Thursday 11 June 2009

The War Machine Springs to Life.


During the early years of the Space Race NASA spent millions of dollars and several years on the research and development of a pen that would defy zero gravity and write in space. They launched it at a conference amidst much pomp and circumstance. The chief of the Soviet delegation was suitably impressed and congratulated his competitors for their invention, brilliance and ingenuity before taking a pencil from his top pocket and putting it on the table in front of him.

It's hard to talk about Peter Pan which had it's press night at the Neverland Pavilion in Kensington Gardens last night.


The acting isn't bad at all and the company are working overtime to give the show life and vitality... but watching it you can't help but sense that the battle is being lost and on a number of misconceived fronts.

Firstly the mega bucks technology reduces every performance - even larger than life Jonathan Hyde as Hook - to bit parts in a huge visual son illuminare that, whilst breathtaking at times, such as during the flight over Edwardian London, is too often expensive wallpaper rather than intrinsic to the story.

The spectacle was, however, wonderfully subverted by one guerilla child who worked out where the lights were hiden and had some fun projecting huge shadow puppets of wolves and butterflies onto the set. She was swiftly ushed back to her seat. Later on a fly walked across a lens creating a monstrous beast that inadvertently and immediately captivated the slightly restless audience.

A second problem is that the adapted script lacks a clear voice - Is it for kids? Is it for adults? Is it urban chic? Is it clipped Kensington prose? In reality it has little sense of continuity, is occasionally vulgar, and feels as if it's been pulled from pillar to post - too many chiefs not enough lostboys? Caught up with this is a confusion as to whether we're watching a pantomime or a beautifully crafted play for children? The pumped acting style seems to call for a level of interaction, which is then never actually unleashed, but the staging, which rarely brings actors into direct contact with the audience suggests that we should sit in passive wonder. Were there spirits to enforce or art to enchant this wouldn't matter but without either playfulness or magic - the evening is a flat experience.

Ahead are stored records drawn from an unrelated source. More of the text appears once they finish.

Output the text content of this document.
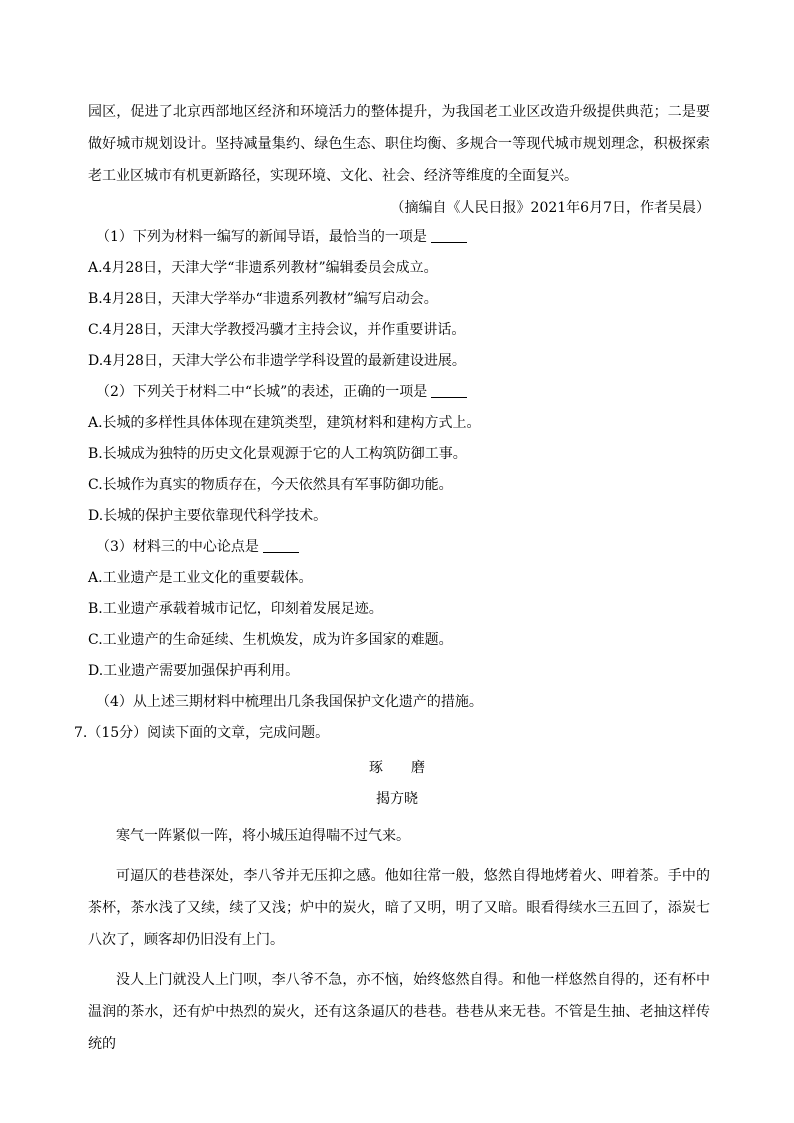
园区，促进了北京西部地区经济和环境活力的整体提升，为我国老工业区改造升级提供典范；二是要做好城市规划设计。坚持减量集约、绿色生态、职住均衡、多规合一等现代城市规划理念，积极探索老工业区城市有机更新路径，实现环境、文化、社会、经济等维度的全面复兴。
（摘编自《人民日报》2021年6月7日，作者吴晨）
（1）下列为材料一编写的新闻导语，最恰当的一项是
A.4月28日，天津大学“非遗系列教材”编辑委员会成立。
B.4月28日，天津大学举办“非遗系列教材”编写启动会。
C.4月28日，天津大学教授冯骥才主持会议，并作重要讲话。
D.4月28日，天津大学公布非遗学学科设置的最新建设进展。
（2）下列关于材料二中“长城”的表述，正确的一项是
A.长城的多样性具体体现在建筑类型，建筑材料和建构方式上。
B.长城成为独特的历史文化景观源于它的人工构筑防御工事。
C.长城作为真实的物质存在，今天依然具有军事防御功能。
D.长城的保护主要依靠现代科学技术。
（3）材料三的中心论点是
A.工业遗产是工业文化的重要载体。
B.工业遗产承载着城市记忆，印刻着发展足迹。
C.工业遗产的生命延续、生机焕发，成为许多国家的难题。
D.工业遗产需要加强保护再利用。
（4）从上述三期材料中梳理出几条我国保护文化遗产的措施。
7.（15分）阅读下面的文章，完成问题。
琢　　磨
揭方晓
寒气一阵紧似一阵，将小城压迫得喘不过气来。
可逼仄的巷巷深处，李八爷并无压抑之感。他如往常一般，悠然自得地烤着火、呷着茶。手中的茶杯，茶水浅了又续，续了又浅；炉中的炭火，暗了又明，明了又暗。眼看得续水三五回了，添炭七八次了，顾客却仍旧没有上门。
没人上门就没人上门呗，李八爷不急，亦不恼，始终悠然自得。和他一样悠然自得的，还有杯中温润的茶水，还有炉中热烈的炭火，还有这条逼仄的巷巷。巷巷从来无巷。不管是生抽、老抽这样传统的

There are some good moments - Tinkerbell sets a cue for what the show might have been as an atomic Spanish punk with DM's, a tutu and fairy lights entwined in her back combed hair and there's a wonderful crocodile, expertly engineered from a tandem bicycle and skillfully operated by two pyjama clad puppeteers who peddle like mad as it comes roaring into the round.

For the producers, though, it's the syndrome that every parent must dread - huge investment on a state of the art toy - when secretly children are pulled imaginatively to creating stories from the cardboard box it came in. The only bright spot is that a huge risk averse corporate exercise like this, in a royal park and a tourist filled summer, might just make little mountains of money to plough back into the industry... but every time another £1,000 is grossed a back combed fairy somewhere will die.


1 comment:

Rosie said...

I think I'd just go for the very cool fairy!